A final draft of the report will be debated by a panel of scientists set up by the Intergovernmental Panel on Climate Change this week at a meeting in Yokohama, Japan, and will form a key part of IPCC's fifth assessment report on global warming whose other sections will be published this year.

According to the scientists who have written the draft report, hundreds of millions of people will be affected by coastal flooding and land loss as global temperatures rise, icecaps melt and sea levels rise.

"The majority of it will be in east, southeast and south Asia. Some small island states are expected to face very high impacts."

In addition, the report warns that cities also face particular problems.

"Heat stress, extreme precipitation, inland and coastal flooding, as well as drought and water scarcity, pose risks in urban areas with risks amplified for those lacking essential infrastructure and services or living in exposed areas."

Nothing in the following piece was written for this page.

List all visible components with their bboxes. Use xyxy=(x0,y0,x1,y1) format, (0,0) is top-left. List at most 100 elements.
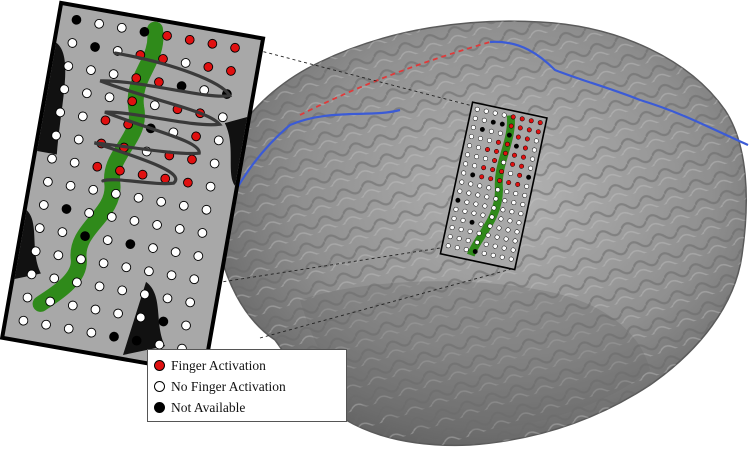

The report adds that this latter forecast is made with very high confidence.

In addition, climate change will slow down economic growth, further erode food security and trigger new poverty traps particularly "in urban areas and emerging hotspots of hunger", it is argued. This combination of a high-risk region and the special vulnerability of cities, make coastal Asian urban centres likely flashpoints for future conflict and hardship as the planet warms up.

The authors warn that some other climate change effects will be global.

"Climate change throughout the 21st century will lead to increases in ill-health in many regions, as compared to a baseline without climate change," it states. Other potential crises include the likelihood that crop yields will fall.